Netflix will release the first season of its first original series, “House Of Cards,” which features Kevin Spacey as a corrupt Washington politician. The show is already getting acclaim because of the great script, twists, stellar acting and polished execution.
At first, this might seem like no big deal. HBO and Showtime have been thriving on ad-free home grown content for years. Other online video players — YouTube, Hulu, and Amazon — are planning and releasing original content too.

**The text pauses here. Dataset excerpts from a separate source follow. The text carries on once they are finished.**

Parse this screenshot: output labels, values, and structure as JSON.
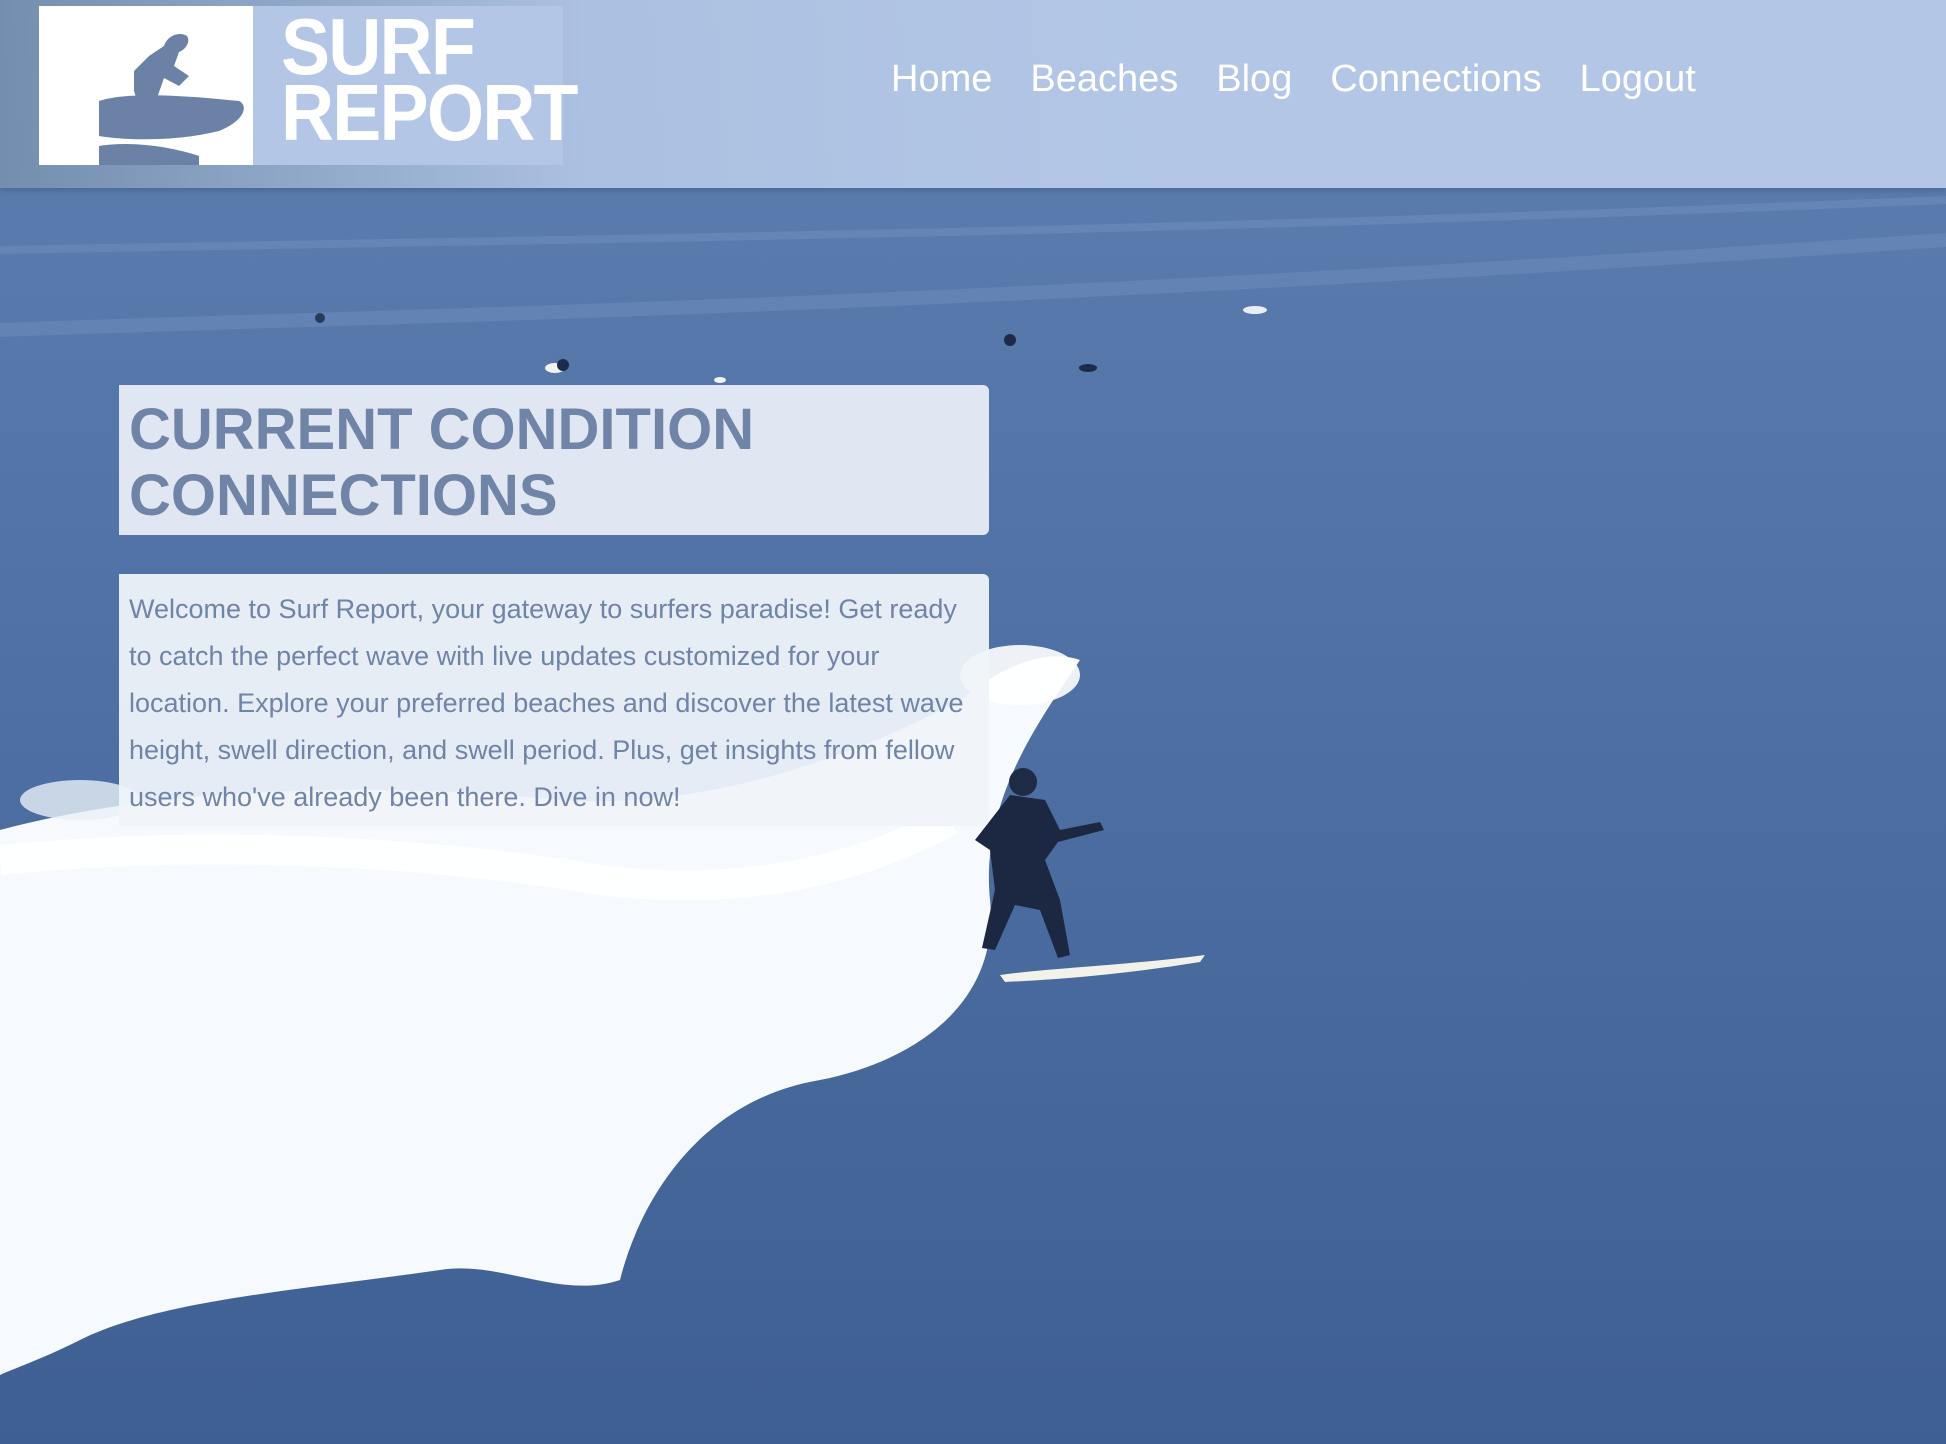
{
  "site": {
    "logo_line1": "SURF",
    "logo_line2": "REPORT"
  },
  "nav": {
    "items": [
      {
        "label": "Home"
      },
      {
        "label": "Beaches"
      },
      {
        "label": "Blog"
      },
      {
        "label": "Connections"
      },
      {
        "label": "Logout"
      }
    ]
  },
  "hero": {
    "title": "CURRENT CONDITION CONNECTIONS",
    "intro": "Welcome to Surf Report, your gateway to surfers paradise! Get ready to catch the perfect wave with live updates customized for your location. Explore your preferred beaches and discover the latest wave height, swell direction, and swell period. Plus, get insights from fellow users who've already been there. Dive in now!"
  },
  "colors": {
    "header_bg": "#b3c6e6",
    "text_accent": "#6f84a6",
    "ocean": "#4a6a9c",
    "white": "#ffffff"
  }
}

What is entirely new here is the way Netlfix is doing the release. On February 1 all 13 episodes of the Season 1 will be instantly viewable.
The ratings still matter
The traditional TV model is based on releasing one episode a week, stretching the season for about 3 months. For Netflix, that model does not make sense because it does not make money on advertising. Instead it charges a subscription fee and delivers all of its content to you on demand. So instead going the traditional TV way for “House of Cards,” Netflix is going its own way.
But how will this move be received, and what will be the impact on the show’s rating? Despite this not being measured by Nielsen, there are still audience-size-per-episode metrics, which basically map onto ratings and ROI. As June Thomas pointed out in her post on Slate, premium cable networks like HBO and Showtime do care about ratings, because week-over-week ratings can be tied to subscriptions.

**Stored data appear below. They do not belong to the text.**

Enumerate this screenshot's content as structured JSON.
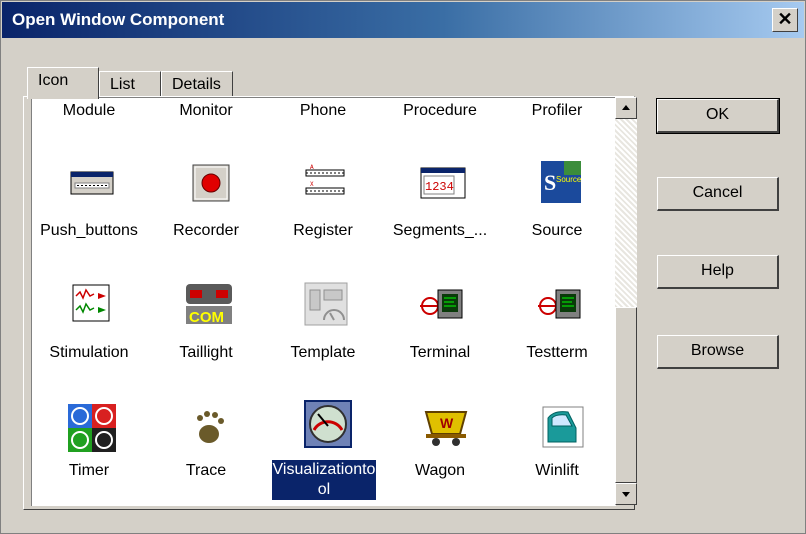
{
  "window": {
    "title": "Open Window Component",
    "close_label": "✕"
  },
  "tabs": [
    {
      "label": "Icon"
    },
    {
      "label": "List"
    },
    {
      "label": "Details"
    }
  ],
  "items": [
    {
      "label": "Module",
      "icon": "module-icon"
    },
    {
      "label": "Monitor",
      "icon": "monitor-icon"
    },
    {
      "label": "Phone",
      "icon": "phone-icon"
    },
    {
      "label": "Procedure",
      "icon": "procedure-icon"
    },
    {
      "label": "Profiler",
      "icon": "profiler-icon"
    },
    {
      "label": "Push_buttons",
      "icon": "push-buttons-icon"
    },
    {
      "label": "Recorder",
      "icon": "recorder-icon"
    },
    {
      "label": "Register",
      "icon": "register-icon"
    },
    {
      "label": "Segments_...",
      "icon": "segments-icon"
    },
    {
      "label": "Source",
      "icon": "source-icon"
    },
    {
      "label": "Stimulation",
      "icon": "stimulation-icon"
    },
    {
      "label": "Taillight",
      "icon": "taillight-icon"
    },
    {
      "label": "Template",
      "icon": "template-icon"
    },
    {
      "label": "Terminal",
      "icon": "terminal-icon"
    },
    {
      "label": "Testterm",
      "icon": "testterm-icon"
    },
    {
      "label": "Timer",
      "icon": "timer-icon"
    },
    {
      "label": "Trace",
      "icon": "trace-icon"
    },
    {
      "label": "Visualizationtool",
      "display": "Visualizationto ol",
      "icon": "visualization-tool-icon",
      "selected": true
    },
    {
      "label": "Wagon",
      "icon": "wagon-icon"
    },
    {
      "label": "Winlift",
      "icon": "winlift-icon"
    }
  ],
  "icon_text": {
    "segments": "1234",
    "source": "Source",
    "taillight": "COM",
    "wagon": "W"
  },
  "buttons": {
    "ok": "OK",
    "cancel": "Cancel",
    "help": "Help",
    "browse": "Browse"
  },
  "colors": {
    "title_start": "#0a246a",
    "title_end": "#a6caf0",
    "face": "#d4d0c8",
    "selection": "#0a246a"
  }
}
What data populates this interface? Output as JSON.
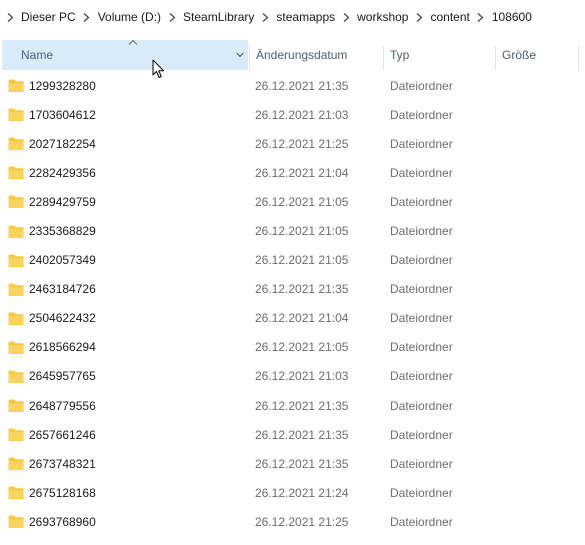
{
  "breadcrumb": [
    "Dieser PC",
    "Volume (D:)",
    "SteamLibrary",
    "steamapps",
    "workshop",
    "content",
    "108600"
  ],
  "columns": {
    "name": "Name",
    "date": "Änderungsdatum",
    "type": "Typ",
    "size": "Größe"
  },
  "rows": [
    {
      "name": "1299328280",
      "date": "26.12.2021 21:35",
      "type": "Dateiordner"
    },
    {
      "name": "1703604612",
      "date": "26.12.2021 21:03",
      "type": "Dateiordner"
    },
    {
      "name": "2027182254",
      "date": "26.12.2021 21:25",
      "type": "Dateiordner"
    },
    {
      "name": "2282429356",
      "date": "26.12.2021 21:04",
      "type": "Dateiordner"
    },
    {
      "name": "2289429759",
      "date": "26.12.2021 21:05",
      "type": "Dateiordner"
    },
    {
      "name": "2335368829",
      "date": "26.12.2021 21:05",
      "type": "Dateiordner"
    },
    {
      "name": "2402057349",
      "date": "26.12.2021 21:05",
      "type": "Dateiordner"
    },
    {
      "name": "2463184726",
      "date": "26.12.2021 21:35",
      "type": "Dateiordner"
    },
    {
      "name": "2504622432",
      "date": "26.12.2021 21:04",
      "type": "Dateiordner"
    },
    {
      "name": "2618566294",
      "date": "26.12.2021 21:05",
      "type": "Dateiordner"
    },
    {
      "name": "2645957765",
      "date": "26.12.2021 21:03",
      "type": "Dateiordner"
    },
    {
      "name": "2648779556",
      "date": "26.12.2021 21:35",
      "type": "Dateiordner"
    },
    {
      "name": "2657661246",
      "date": "26.12.2021 21:35",
      "type": "Dateiordner"
    },
    {
      "name": "2673748321",
      "date": "26.12.2021 21:35",
      "type": "Dateiordner"
    },
    {
      "name": "2675128168",
      "date": "26.12.2021 21:24",
      "type": "Dateiordner"
    },
    {
      "name": "2693768960",
      "date": "26.12.2021 21:25",
      "type": "Dateiordner"
    }
  ],
  "colors": {
    "header_active_bg": "#d9ebf9",
    "header_text": "#4c607a",
    "folder_yellow": "#f8c843",
    "secondary_text": "#6d6d6d"
  },
  "icons": {
    "folder": "folder-icon",
    "separator": "chevron-right-icon",
    "sort": "sort-ascending-icon",
    "dropdown": "chevron-down-icon",
    "cursor": "mouse-pointer-icon"
  }
}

That is exactly what Netflix would have to do to measure the ROI. But there is a critical difference – there is no week-over-week here. It’s going to be one huge spike and then resort back to consumption behavior of all other shows available on Netlfix.
Killing the water cooler
Beyond the challenge of measuring the ROI, there is something intuitively wrong here. For better or worse, the modern human has been trained to anticipate the show coming in weekly bursts. We have the love-hate relationship with the wait. We can’t stop talking about the shows every week. We yell threats into the physical television set right after a season finale of our favorite show. We then Tweet the same threat too.

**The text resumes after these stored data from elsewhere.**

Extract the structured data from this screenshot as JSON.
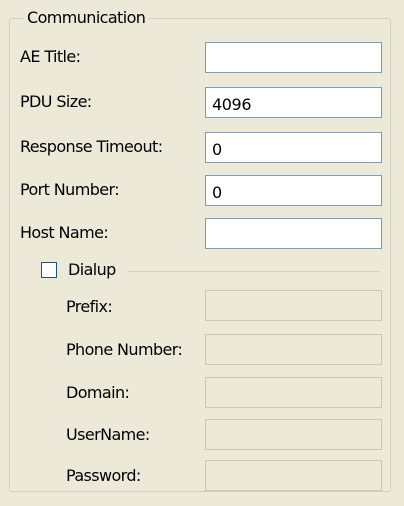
{
  "communication": {
    "group_title": "Communication",
    "fields": {
      "ae_title": {
        "label": "AE Title:",
        "value": ""
      },
      "pdu_size": {
        "label": "PDU Size:",
        "value": "4096"
      },
      "response_timeout": {
        "label": "Response Timeout:",
        "value": "0"
      },
      "port_number": {
        "label": "Port Number:",
        "value": "0"
      },
      "host_name": {
        "label": "Host Name:",
        "value": ""
      }
    },
    "dialup": {
      "label": "Dialup",
      "checked": false,
      "fields": {
        "prefix": {
          "label": "Prefix:",
          "value": ""
        },
        "phone_number": {
          "label": "Phone Number:",
          "value": ""
        },
        "domain": {
          "label": "Domain:",
          "value": ""
        },
        "username": {
          "label": "UserName:",
          "value": ""
        },
        "password": {
          "label": "Password:",
          "value": ""
        }
      }
    }
  },
  "colors": {
    "background": "#ece9d8",
    "field_border": "#7f9db9",
    "disabled_border": "#c9c7ba",
    "groupbox_border": "#d0d0bf"
  }
}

The big trick about good content is storytelling and emotions. It’s why we love it and why we put up with ads and the wait. “Homeland,” “Mad Men,” “Fringe,” “Sons of Anarchy,” “Breaking Bad,” “Game of Thrones,” and “The Walking Dead” all make us think, make us laugh, make us argue with each other face-to-face and online. What Netflix is doing with the “House of Cards” kills that water cooler.
Because we can’t all watch show episode by episode at roughly the same time, we won’t discuss it in the same way. Social “water cooler”-type conversations exist if we are “co-viewing” the same content at roughly at the same time. Events like the Superbowl and Grammys are exciting, because everyone is watching live. But so are all great shows – everyone is watching live or nearly live, because you don’t want to be the only one who does not know what happen. Because you are addicted to that content.
Because of the way Netflix is doing the release, it is hard to fathom that community will form around the show — at least in a traditional sense. There will be a bunch of separate people shouting, but there will not be a strong community. That can only form over time. And without community, can the show be awesome? Can it be as soulful? Hard to say.
Getting to scale
Reed Hastings is going to read this and agree. Still, he will say, it does not matter. His strategy might not be about turning any given show into a social mega hit. The strategy might revolve around retention and mimicking HBO’s model of great original content to compensate for the fact that he is having hard time securing all of the great content that is already out there.
Here is an interesting question – how many great shows does Netflix needs to have you totally hooked for entire year? The answer is 12 – exactly one per month. Why? Because you are physically not going to be able to consume more than one of these per month. Some of us might, but most of us have other things to do. (For reference, HBO has less than 10 new shows in the running).
Netflix is already planning to release “Arrested Development” later this year. Getting to 12 is now equal to getting to 10. “House of Cards” might be a first move in clever chess game to roll over Netflix users into the on demand world, while others battle over rights and who can stream what and where.
Linear TV vs. linear time
So does this mean that the release of “House of Cards” poses a threat to linear TV? Probably not. The linear TV has been declining ever since the DVRs were introduced. Its share is being shaved off bit-by-bit by YouTube, Facebook, and perhaps ironically by its new sidekick — Twitter. But linear TV is still the king, at least for a foreseeable future.
But even if the linear TV as we know it goes away, what will never go away is linear time. Every evening people in America and around the world will make a choice – what to watch. What they won’t really care about is whether it’s on TV, on streaming, on demand, or online. What they will care about is that its good content, good storytelling.
And with that, for the next 13 hours of my free time, because I am a Kevin Spacey fan and a hopeless optimist, I am going to give this “House of Cards” a chance.